Vivendo o auge de sua carreira, Ariana Grande não surpreende ao ter sido o primeiro nome cotado no remake do filme “As Panteras” (Charlie’s Angels, 2019) para uma colaboração musical. Assim como Scooter Braun e Savan Kotecha, a cantora foi selecionada para ser a produtora executiva da trilha sonora do longa. Mas não se engane: a escolha de Ariana para capitanear esse projeto levou em conta muito mais do que seus hits e números expressivos. Mesmo que “7 rings” toque incansavelmente em todos os cantos do planeta, Ariana combina perfeitamente com o arquétipo que o filme promove: mulheres seguras, inteligentes e ávidas conhecedoras de sua sensualidade.
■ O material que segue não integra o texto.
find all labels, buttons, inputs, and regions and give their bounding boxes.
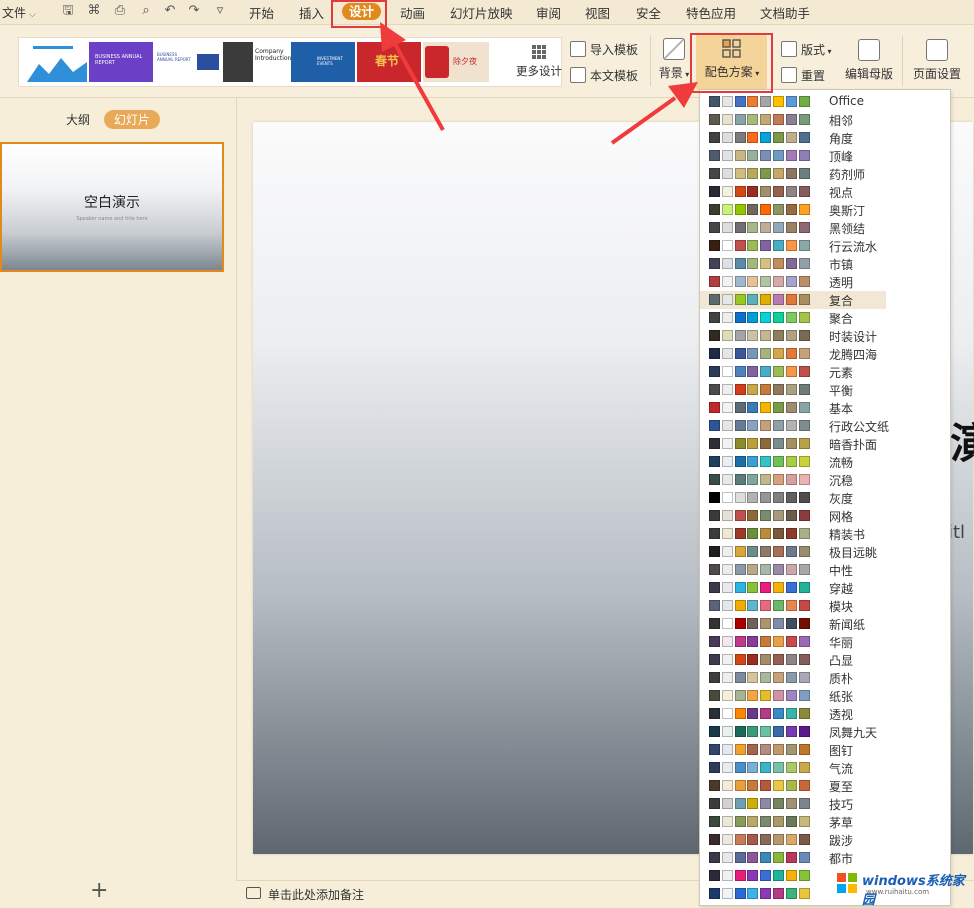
site-watermark: windows系统家园 www.ruihaitu.com [828,866,968,908]
watermark-url: www.ruihaitu.com [866,888,930,896]
windows-logo [837,873,857,893]
annotation-arrows [380,22,698,145]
O problema é que, em tempos de trilhas encorpadas como “The Gift” e “Black Panther”, “Charlie’s Angels” no máximo emula o formato de uma coletânea musical de Copa do Mundo. Não me entenda mal (até porque amo álbum de Copa), mas se em produções desse tipo todas as músicas envolvem temas relacionados ao futebol e ao ato de torcer (ainda que com um bom contexto cultural do país-sede da competição),“Charlie’s Angels” vive em um looping de canções que rondam o empoderamento feminino de forma nem sempre instigante ou inspirada, mudando um aspecto na produção aqui, outro ali. A lógica realmente é similar aos projetos musicais da FIFA: varia um pouco o tema central do projeto, junta todo mundo numa música e vê no que dá. E claro, não esqueça dos remixes que absolutamente ninguém pediu (como “Bad Girls”, de Donna Summer, remixada por Gigamesh).
“Don’t Call Me Angel”, primeiro single do projeto, resume bem esse problema, já que promove uma parceria de química questionável entre Ariana, Miley Cyrus e Lana Del Rey — grandes nomes com repertórios muito diferentes— que acaba funcionando por conta do beat recheado com uma espécie de sino e pela letra bem estruturada para ficar na sua memória pelo resto do ano. A bem da verdade, a única posição imutável nesse trio aleatório é a de Ariana, já que as outras duas cantoras poderiam ter sido substituídas por qualquer outro nome que formasse a cota “pop” ou“pop alternativo”. O “padrão FIFA” se repete com a tropical “Bad To You”, união entre Ariana, Normani e Nicki Minaj, e “How it’s Done”, faixa enérgica que abre o projeto com Kash Doll, Kim Petras, Alma e Stefflon Don.
Contrariando as super parcerias, as músicas solo do álbum até conseguem se destacar mais em alguns aspectos, mas acabam parecendo pouco conectadas com a ideia geral do projeto. O trap “How i look on you”, melhor faixa no álbum, é uma canção confessional de Ariana com o DNA e qualidade de composição do “thank you, next” — mas que, infelizmente, acaba ilhada por destoar sonoramente das outras músicas. “Pantera”, performada por Anitta, apresenta o mesmo problema — agora por conta de sua produção latina e letra em português — mas acerta ao colocar a cantora brasileira para libertar a sua Rita Cadillac interna. Por outro lado, “Blackout”, canção de Danielle Bradbery, é o pior dos dois mundos: não combina com o flow do álbum e não tem nada de interessante, já que baladas como essa aparecem a todo momento em seletivas de Eurovision e versões do The Voice por todo o mundo quando o artista tenta impressionar a audiência a qualquer custo.
“Charlie’s Angels: Original Motion Picture Soundtrack” está longe de ter um material escandalosamente ruim, mas todo o potencial que ficou nas mãos dos produtores executivos acabou sendo pouco utilizado. Chaka Khan, visivelmente desinteressada ao falar sobre sua participação com Ariana Grande na faixa “Nobody”, pode de certa forma resumir o sentimento geral do projeto: é fofo, mas não vai mudar o mundo.